The paintings are oil on canvas and varnished, they are large works of art measuring 4.48 metres by 2.44 metres, no amount of diffused or soft lighting would get rid of the almost mirror like reflectiveness of the paintings
The paintings would be photographed under polarized light with a polarizing filter also on the camera lens, this technique is known as cross polarization.
A Profoto 4800 power pack was placed on the Choir floor opposite one of the paintings. Connected to this pack were two Proheads each mounted on individual Manfrotto Autopoles. Fitted to each head a filter holder with polarizing gel and next to that an Arri S4 spun diffusion filter to both soften the light and to help protect the polarizing gel from the heat of the modeling lamp.
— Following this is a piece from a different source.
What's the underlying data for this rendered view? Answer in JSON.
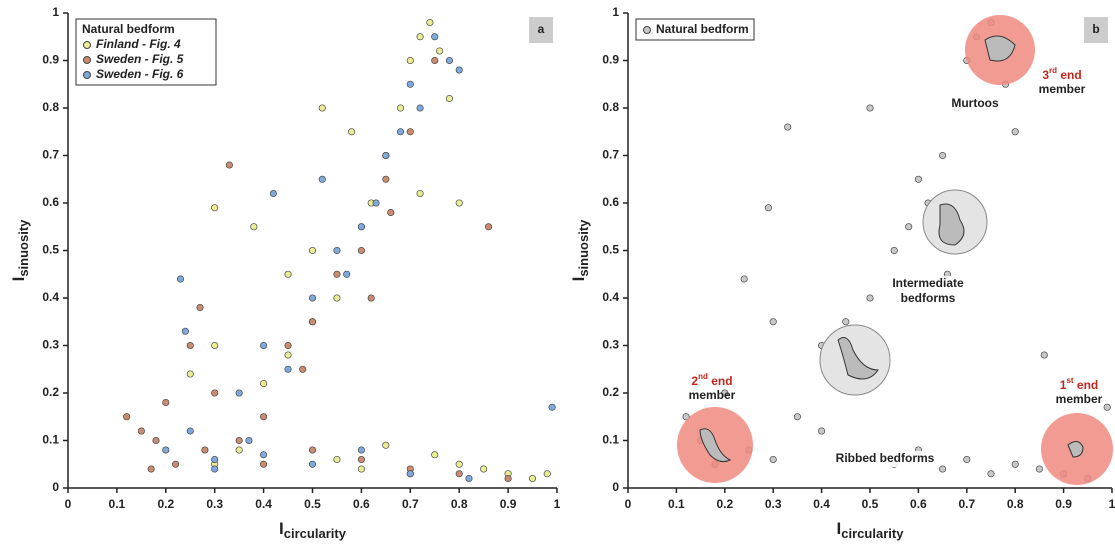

The Autopoles were positioned at about 45º to the painting as in typical copy set-up and extended to full height positioning the Proheads on the centre line of the painting, also the gel holders holding the filters had to be exactly the same orientation as each other.
To get the camera level with the painting it was setup under the opposite painting looking across the choir space. Circular polarizing filters do not have a strong enough effect so a linear polarizing filter was used, this meant that the autofocus couldn’t be trusted so after manual focusing the polarizing filter was carefully placed on the lens.
The modeling lamps could only be on for a few seconds while the polarizing filter was rotated to eliminate the reflectiveness of the paintings. The two systems, flash and camera, where linked together using a radio slave set.
All that remained was to reverse the whole process to photograph the second painting, a wonderfully accurate tiled floor helped to speed the placement of the lighting stands, so accurate in fact that measurements made at the painting with a handheld lightmeter where identical to the original setup!
Above is a shot of The Good Samaritan using just flash without any polarization at all to show how reflective the painting surface is.
Above The Good Samaritan and below The Prodigal Son are the finished shots showing how both paintings look when photographed using cross polarization.